«Он едет на войну», — прошептала мне на ухо Розина, когда мы смотрели вслед отряду.
Это был первый и последний раз, когда я видела его. Я даже не могу сказать, на какую войну он уехал, и ничего не знаю о его судьбе. Что до медальона, который он подарил мне, то я недолго владела им. Хотя Розина старалась, как могла, сберечь его для меня, через несколько дней он оказался в руках Тома; у меня не было шанса сохранить его иначе, как только в памяти. На его крышке был выпуклый узор; в то время мне было невдомек, что это герб. Помню, как он выглядел: разделенный на четыре части щит, украшенный наверху большим двуручным топором и двуглавым орлом, а внизу — пляшущими крылатыми львами. Этот смутный и блекнущий образ, недостаточно четкий, чтобы можно было отыскать его следы среди геральдических знаков итальянской знати, я тем не менее запечатлела в маленьком наброске после того, как его отобрали у меня, потому что медальон был единственным напоминанием о моих настоящих родителях.
Хотя я наконец увидела его лицо, почувствовала прикосновение его рук, после той встречи отец стал для меня еще большею тайной.
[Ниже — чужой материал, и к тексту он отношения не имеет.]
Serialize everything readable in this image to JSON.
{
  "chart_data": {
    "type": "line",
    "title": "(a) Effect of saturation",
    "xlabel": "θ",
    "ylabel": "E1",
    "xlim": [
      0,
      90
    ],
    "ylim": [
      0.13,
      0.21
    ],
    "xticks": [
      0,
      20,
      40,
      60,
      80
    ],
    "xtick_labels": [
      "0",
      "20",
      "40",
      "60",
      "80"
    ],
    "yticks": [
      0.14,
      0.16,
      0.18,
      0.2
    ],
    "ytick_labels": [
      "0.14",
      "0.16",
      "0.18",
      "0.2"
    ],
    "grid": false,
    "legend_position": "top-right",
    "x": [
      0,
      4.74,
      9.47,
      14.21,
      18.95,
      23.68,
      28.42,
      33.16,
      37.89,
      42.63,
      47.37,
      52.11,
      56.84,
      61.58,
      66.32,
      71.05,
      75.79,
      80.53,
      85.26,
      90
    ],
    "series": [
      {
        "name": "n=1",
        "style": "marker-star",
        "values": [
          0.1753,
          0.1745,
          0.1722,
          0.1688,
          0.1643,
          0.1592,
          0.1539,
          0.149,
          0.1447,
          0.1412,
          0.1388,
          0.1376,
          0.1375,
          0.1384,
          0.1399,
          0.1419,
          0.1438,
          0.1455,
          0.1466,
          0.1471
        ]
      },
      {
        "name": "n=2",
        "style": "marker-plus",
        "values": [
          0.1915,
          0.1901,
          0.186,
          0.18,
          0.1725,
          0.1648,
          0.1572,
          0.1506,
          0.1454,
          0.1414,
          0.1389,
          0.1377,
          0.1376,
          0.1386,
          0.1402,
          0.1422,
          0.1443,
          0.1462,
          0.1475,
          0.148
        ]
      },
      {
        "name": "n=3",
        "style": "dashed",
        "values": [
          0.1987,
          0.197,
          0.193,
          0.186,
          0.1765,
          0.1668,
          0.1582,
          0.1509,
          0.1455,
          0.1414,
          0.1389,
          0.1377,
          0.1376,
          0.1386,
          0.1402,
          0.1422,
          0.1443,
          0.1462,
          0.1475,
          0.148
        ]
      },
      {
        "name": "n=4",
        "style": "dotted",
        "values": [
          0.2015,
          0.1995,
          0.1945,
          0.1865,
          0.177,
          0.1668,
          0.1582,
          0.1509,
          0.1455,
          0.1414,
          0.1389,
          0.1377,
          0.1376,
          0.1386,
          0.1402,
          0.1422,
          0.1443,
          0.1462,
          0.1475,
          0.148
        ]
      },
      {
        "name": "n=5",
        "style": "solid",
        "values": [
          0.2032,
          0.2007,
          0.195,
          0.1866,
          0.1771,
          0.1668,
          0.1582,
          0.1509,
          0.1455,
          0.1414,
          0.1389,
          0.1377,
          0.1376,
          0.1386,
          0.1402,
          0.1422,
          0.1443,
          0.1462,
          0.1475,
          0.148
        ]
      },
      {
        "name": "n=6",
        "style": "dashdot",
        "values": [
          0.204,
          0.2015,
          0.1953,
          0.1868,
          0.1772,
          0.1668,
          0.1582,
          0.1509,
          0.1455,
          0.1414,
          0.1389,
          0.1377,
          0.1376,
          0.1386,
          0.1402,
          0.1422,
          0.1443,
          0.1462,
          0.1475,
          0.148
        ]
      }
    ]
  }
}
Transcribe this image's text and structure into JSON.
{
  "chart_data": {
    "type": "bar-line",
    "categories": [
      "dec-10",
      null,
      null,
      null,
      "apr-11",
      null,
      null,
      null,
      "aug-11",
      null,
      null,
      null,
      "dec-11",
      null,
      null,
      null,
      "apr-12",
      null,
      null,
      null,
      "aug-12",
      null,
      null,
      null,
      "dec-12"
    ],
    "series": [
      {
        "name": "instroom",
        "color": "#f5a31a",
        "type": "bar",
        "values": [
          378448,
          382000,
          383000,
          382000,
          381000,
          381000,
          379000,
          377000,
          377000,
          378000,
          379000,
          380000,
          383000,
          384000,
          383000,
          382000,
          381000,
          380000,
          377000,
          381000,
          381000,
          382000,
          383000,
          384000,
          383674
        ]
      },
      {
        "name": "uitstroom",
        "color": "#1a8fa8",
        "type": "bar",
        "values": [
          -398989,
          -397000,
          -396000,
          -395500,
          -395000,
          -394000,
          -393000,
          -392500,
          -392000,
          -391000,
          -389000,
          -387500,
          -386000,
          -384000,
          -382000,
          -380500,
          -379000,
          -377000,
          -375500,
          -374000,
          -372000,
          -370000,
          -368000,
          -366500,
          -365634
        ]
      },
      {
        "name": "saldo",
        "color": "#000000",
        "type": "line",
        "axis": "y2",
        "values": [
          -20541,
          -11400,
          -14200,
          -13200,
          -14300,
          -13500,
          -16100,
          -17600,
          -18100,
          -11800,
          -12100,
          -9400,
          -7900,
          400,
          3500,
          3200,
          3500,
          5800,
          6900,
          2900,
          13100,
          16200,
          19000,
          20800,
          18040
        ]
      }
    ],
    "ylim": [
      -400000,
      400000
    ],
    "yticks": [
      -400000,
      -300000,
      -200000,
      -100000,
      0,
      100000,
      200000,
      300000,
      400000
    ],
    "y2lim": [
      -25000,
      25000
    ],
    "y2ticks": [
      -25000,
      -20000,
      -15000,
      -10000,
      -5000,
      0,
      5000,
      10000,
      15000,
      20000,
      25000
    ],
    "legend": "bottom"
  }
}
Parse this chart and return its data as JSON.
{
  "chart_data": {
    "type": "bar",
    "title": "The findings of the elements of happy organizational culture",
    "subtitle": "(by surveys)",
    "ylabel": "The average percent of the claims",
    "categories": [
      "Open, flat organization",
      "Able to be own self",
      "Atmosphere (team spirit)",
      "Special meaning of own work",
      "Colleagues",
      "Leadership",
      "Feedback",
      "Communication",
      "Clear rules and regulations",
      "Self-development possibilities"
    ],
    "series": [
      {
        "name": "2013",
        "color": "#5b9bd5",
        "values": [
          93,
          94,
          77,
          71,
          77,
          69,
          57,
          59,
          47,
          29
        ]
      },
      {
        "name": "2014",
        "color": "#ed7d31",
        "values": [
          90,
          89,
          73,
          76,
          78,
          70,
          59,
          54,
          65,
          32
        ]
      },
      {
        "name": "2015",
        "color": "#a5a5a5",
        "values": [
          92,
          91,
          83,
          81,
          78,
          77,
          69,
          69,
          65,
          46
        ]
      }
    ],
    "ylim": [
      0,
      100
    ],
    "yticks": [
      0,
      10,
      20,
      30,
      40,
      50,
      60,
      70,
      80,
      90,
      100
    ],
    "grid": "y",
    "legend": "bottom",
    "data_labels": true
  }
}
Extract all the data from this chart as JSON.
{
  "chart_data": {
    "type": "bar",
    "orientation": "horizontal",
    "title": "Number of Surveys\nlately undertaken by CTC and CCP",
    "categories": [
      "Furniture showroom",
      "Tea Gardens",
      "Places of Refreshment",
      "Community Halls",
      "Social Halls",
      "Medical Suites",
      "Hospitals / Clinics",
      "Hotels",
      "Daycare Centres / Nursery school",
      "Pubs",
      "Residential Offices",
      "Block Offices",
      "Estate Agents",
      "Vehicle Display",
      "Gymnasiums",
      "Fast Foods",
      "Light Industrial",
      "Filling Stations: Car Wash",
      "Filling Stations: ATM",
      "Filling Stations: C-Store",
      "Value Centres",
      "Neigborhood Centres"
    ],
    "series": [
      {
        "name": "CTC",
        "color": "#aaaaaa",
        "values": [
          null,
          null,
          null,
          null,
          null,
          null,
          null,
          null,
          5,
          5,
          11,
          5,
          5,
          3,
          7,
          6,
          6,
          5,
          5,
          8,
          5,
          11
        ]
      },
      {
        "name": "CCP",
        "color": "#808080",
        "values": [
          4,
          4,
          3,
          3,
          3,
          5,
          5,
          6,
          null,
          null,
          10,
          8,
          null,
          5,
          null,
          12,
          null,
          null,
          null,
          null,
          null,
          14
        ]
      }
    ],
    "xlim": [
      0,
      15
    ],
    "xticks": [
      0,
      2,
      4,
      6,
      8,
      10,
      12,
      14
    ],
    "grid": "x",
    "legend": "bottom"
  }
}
Уже одно то, что его окружал мрак неизвестности, побуждало меня сочинять фантастические истории о моем происхождении и наследственной судьбе. Чаще всего рисовалось мне, как, останься моя матушка жива, я бы выросла и стала принцессой. Но иногда я оглядывалась назад, и начало моей жизни виделось мне незаслуженной опалой, а мой отец — разгневанным Яхве, который изгнал сотворенного им человека в дикую пустыню в отдаленном конце Эдема. Почему он обрек меня на столь ничтожное существование? Было ли это карой мне за роковую роль, которую я невольно сыграла в жизни матери, женщины, которую он безмерно любил? И оттого, что некому было ответить на эти вопросы, я чувствовала непонятную заброшенность, что лишало меня беззаботности и веселости счастливого детства. Я словно пребывала в некоем Чистилище, ожидая Избавителя, который явится, чтобы разрушить эту мрачную обитель и положить конец моему изгнанию.
В моем случае спасительницей оказалась женщина.
Примечание редактора
Родовспоможение, знахарство и сомнительная польза акушерских щипцов
Трагедия была альфой и омегой жизни Элизабет Франкенштейн: трагичны были и ее рождение, и ее смерть. Больше того, если верить тому, что она сама пишет о себе, ее жизнь, начавшись с убийства, убийством же и закончилась. Но как можем мы доверять рассказу Розины, ее приемной матери, о рождении Элизабет? Цыганка была убеждена, что врач, помогший Элизабет появиться на свет, несет вину за то, что ее мать этот свет покинула — по причине применения инструмента, благодаря которому, возможно, ребенок уцелел.
Необходимо помнить, что свидетельство Розины вряд ли заслуживает доверия, поскольку принадлежит женщине безграмотной и в отношении интеллекта безусловно находившейся на низшей ступени развития. Кроме того, необходимо иметь в виду, что все ее слова могли быть в известной степени продиктованы профессиональной ревностью повитухи, видевшей во враче-акушере конкурента, лишающего ее средств к существованию. Когда-то в каждом городке и деревушке Европы была своя Розина, невежественная женщина, жившая единственно этим ремеслом, если уместно подобное слово. Ходила молва, что многие из них прибегают к помощи черной магии. Потому в те времена охоты на ведьм большое количество повитух погибало на кострах, и в практическом родовспоможении образовался вакуум, который должны были заполнять их конкуренты-мужчины. Так что вполне понятны враждебные отношения между деревенскими «колдуньями» и врачами, которые вытесняли их. В протоколах инквизиции встречаются даже жалобы женщин на то, что их намеренно обвиняют в ведьмовстве, желая дискредитировать.
Чтобы более объективно судить о сем предмете, самое лучшее обратиться к мнению одного из пионеров отечественного научного акушерства. По моей настойчивой просьбе выдающийся медик Томас Косгроув дал позволение использовать в этом очерке нижеследующее обращенное ко мне письмо:
Мой дорогой Уолтон, сомнения, которые вы выражаете относительно безопасности современных приемов родовспоможения, должен с удовольствием вам сказать, совершенно безосновательны. Никогда прежде роды, столь долго грозившие женщинам гибелью, не происходили в более человеческих условиях и под присмотром более компетентных врачей, чем в наше время. Еще поколение назад беременная женщина находилась во власти необученных повитух, бывших в большинстве случаев не лучше неумелых деревенских бабок, руководившихся в своей практике дичайшими суевериями. Их «методы», если можно так их величать, свидетельствуют о столь черном невежестве, от какого просвещенный ум приходит в ужас.